I am wondering what the immutable data structure would be to handle these 2 situations. So essentially we have a function f : graph -> graph' that changes the graph into a "new graph", when under the hood it should only be making a small adjustment to the data structure. Not sure how this would look or how it works.

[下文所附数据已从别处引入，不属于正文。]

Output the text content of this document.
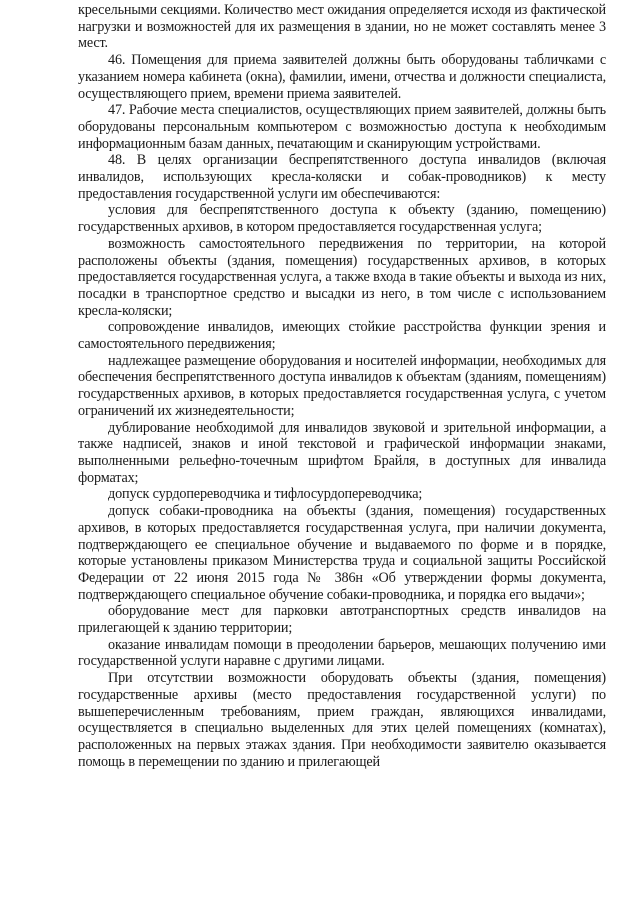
кресельными секциями. Количество мест ожидания определяется исходя из фактической нагрузки и возможностей для их размещения в здании, но не может составлять менее 3 мест.

46. Помещения для приема заявителей должны быть оборудованы табличками с указанием номера кабинета (окна), фамилии, имени, отчества и должности специалиста, осуществляющего прием, времени приема заявителей.

47. Рабочие места специалистов, осуществляющих прием заявителей, должны быть оборудованы персональным компьютером с возможностью доступа к необходимым информационным базам данных, печатающим и сканирующим устройствами.

48. В целях организации беспрепятственного доступа инвалидов (включая инвалидов, использующих кресла-коляски и собак-проводников) к месту предоставления государственной услуги им обеспечиваются:

условия для беспрепятственного доступа к объекту (зданию, помещению) государственных архивов, в котором предоставляется государственная услуга;

возможность самостоятельного передвижения по территории, на которой расположены объекты (здания, помещения) государственных архивов, в которых предоставляется государственная услуга, а также входа в такие объекты и выхода из них, посадки в транспортное средство и высадки из него, в том числе с использованием кресла-коляски;

сопровождение инвалидов, имеющих стойкие расстройства функции зрения и самостоятельного передвижения;

надлежащее размещение оборудования и носителей информации, необходимых для обеспечения беспрепятственного доступа инвалидов к объектам (зданиям, помещениям) государственных архивов, в которых предоставляется государственная услуга, с учетом ограничений их жизнедеятельности;

дублирование необходимой для инвалидов звуковой и зрительной информации, а также надписей, знаков и иной текстовой и графической информации знаками, выполненными рельефно-точечным шрифтом Брайля, в доступных для инвалида форматах;

допуск сурдопереводчика и тифлосурдопереводчика;

допуск собаки-проводника на объекты (здания, помещения) государственных архивов, в которых предоставляется государственная услуга, при наличии документа, подтверждающего ее специальное обучение и выдаваемого по форме и в порядке, которые установлены приказом Министерства труда и социальной защиты Российской Федерации от 22 июня 2015 года № 386н «Об утверждении формы документа, подтверждающего специальное обучение собаки-проводника, и порядка его выдачи»;

оборудование мест для парковки автотранспортных средств инвалидов на прилегающей к зданию территории;

оказание инвалидам помощи в преодолении барьеров, мешающих получению ими государственной услуги наравне с другими лицами.

При отсутствии возможности оборудовать объекты (здания, помещения) государственные архивы (место предоставления государственной услуги) по вышеперечисленным требованиям, прием граждан, являющихся инвалидами, осуществляется в специально выделенных для этих целей помещениях (комнатах), расположенных на первых этажах здания. При необходимости заявителю оказывается помощь в перемещении по зданию и прилегающей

My first attempt at an explanation would be something like this...
It starts of in a wrapper object which is like ImmutableJS's API layer on top of the JS objects.
--------------------------
| |
| a -- b |
| | |
| c |
| | |
| d -- h |
| | |
| e -- i -- l |
| | |
| f -- j -- m |
| | |
| g -- k -- n |
| |
--------------------------
Then you make the change and it creates a new wrapper object.

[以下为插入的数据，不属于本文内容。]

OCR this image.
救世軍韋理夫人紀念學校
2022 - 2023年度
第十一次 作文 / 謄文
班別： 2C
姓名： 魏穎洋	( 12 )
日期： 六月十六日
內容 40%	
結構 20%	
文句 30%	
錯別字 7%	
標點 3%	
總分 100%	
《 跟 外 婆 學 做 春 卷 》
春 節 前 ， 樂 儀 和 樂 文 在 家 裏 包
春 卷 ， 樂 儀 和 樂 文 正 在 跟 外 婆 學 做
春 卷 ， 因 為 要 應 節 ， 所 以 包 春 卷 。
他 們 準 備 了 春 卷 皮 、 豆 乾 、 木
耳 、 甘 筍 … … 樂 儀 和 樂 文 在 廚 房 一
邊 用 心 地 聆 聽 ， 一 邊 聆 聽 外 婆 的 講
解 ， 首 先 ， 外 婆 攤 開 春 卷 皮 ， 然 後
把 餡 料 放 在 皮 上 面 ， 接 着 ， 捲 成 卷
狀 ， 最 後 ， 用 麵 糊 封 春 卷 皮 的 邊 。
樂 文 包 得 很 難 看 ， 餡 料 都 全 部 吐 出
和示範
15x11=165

-------------------------- --------------------------
| | | |
| a -- b | | |
| | | | |
| c | | |
| | | | |
| d -- h --------------------------------- x |
| | | | |
| e -- i -- l | | |
| | | | |
| f -- j -- m | | |
| | | | |
| g -- k -- n | | |
| | | |
-------------------------- --------------------------
Then likewise for the second example:
-------------------------- --------------------------
| | | |
| a -- b | | |
| | | | |
| c | | |
| | | | |
| d -- h | | |
| | | | |
| o --------------------------------- x |
| | | | |
| e -- i -- l | | |
| | | | |
| f -- j -- m | | |
| | | | |
| g -- k -- n | | |
| | | |
-------------------------- --------------------------
The boxes are the API objects you use, and the graphs inside are the plain JS data objects.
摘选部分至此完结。